ELECCIONES CATALANAS. CONCLUSIONES DESUBICADAS

Las elecciones catalanas han resultado en un muestrario brillante de situaciones contradictorias y declaraciones inconsistentes con la realidad. Las resumo en una serie de aforismos subnormales, seguidos de una pregunta aclaraticia:

Los que dicen que han ganado, han perdido. ¿Quién ha ganado las elecciones?

Hay dos tipos de ganadores: Unos, aquellos que pueden gobernar con holgura según su programa, y otros, aquellos que refuerzan su presencia política aumentando escaños y votos, aunque no puedan gobernar.

Como los que pueden gobernar, van a tener que negociar para poder hacerlo, y ello pasando por encima de declaraciones y promesas inamovibles, sólo dos partidos han ganado las elecciones en términos netos: Ciutadans y el CUP. Comparando sus resultados con los resultados objetivos anteriores, son los únicos dos partidos que tienen más votantes y más escaños que en las elecciones del 2012. El resto ha perdido.


CDC, ERC y CUP pueden gobernar, pero juntos, entonces ¿por qué dices que han perdido?

Porque CDC es de derechas financieras europeístas, ERC es de seudoizquierdas de las de Dame-un-Consejo-de-Administración, y el CUP es de izquierdas nacionalistas antieuropeístas (alucina, vecina).
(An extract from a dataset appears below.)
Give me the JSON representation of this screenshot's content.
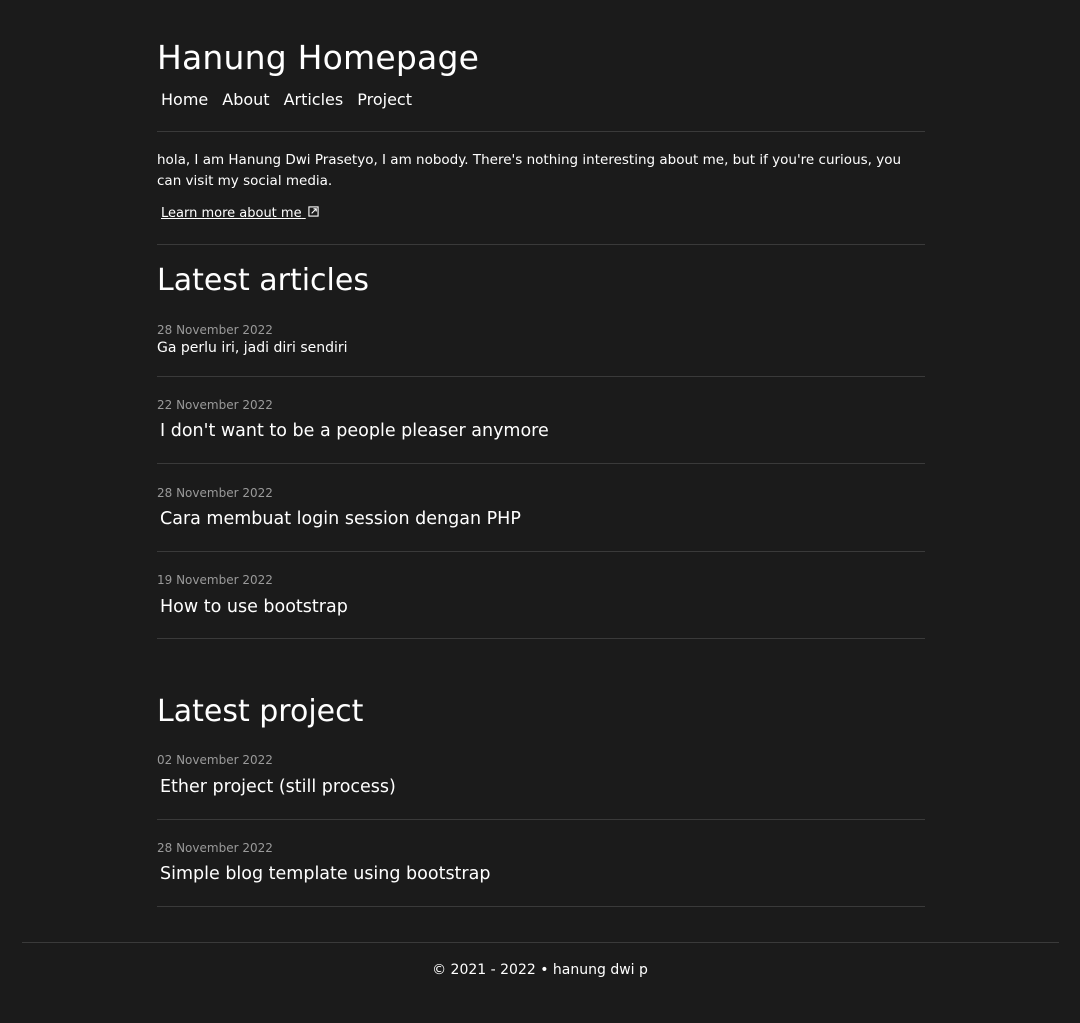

Y todos se necesitan para gobernar. Y además CDC y ERC han pactado un President que el CUP ha jurado no votar. Chúpate esa mandarina.  Eso ocurre por poner la conveniencia del momento por delante de la ideología y de los valores reales.


Los independentistas dicen que están legitimados, y los no-independentistas que aquellos no lo están. Los del la vía del medio dicen que sí, o que no, o que qué pena. ¿Hay legitimidad para el proceso de independencia?

No se sabe, pero aparentemente no. Estamos ante el peor resultado posible: los partidos independentistas han ganado en número de escaños pero han perdido en número de votos. La teoría dice que si fuera un plebiscito – y en eso se ha convertido según declaraciones del bloque independentista – hacen falta mayoría de votos. Es un resultado bloqueador en el que pierden todos.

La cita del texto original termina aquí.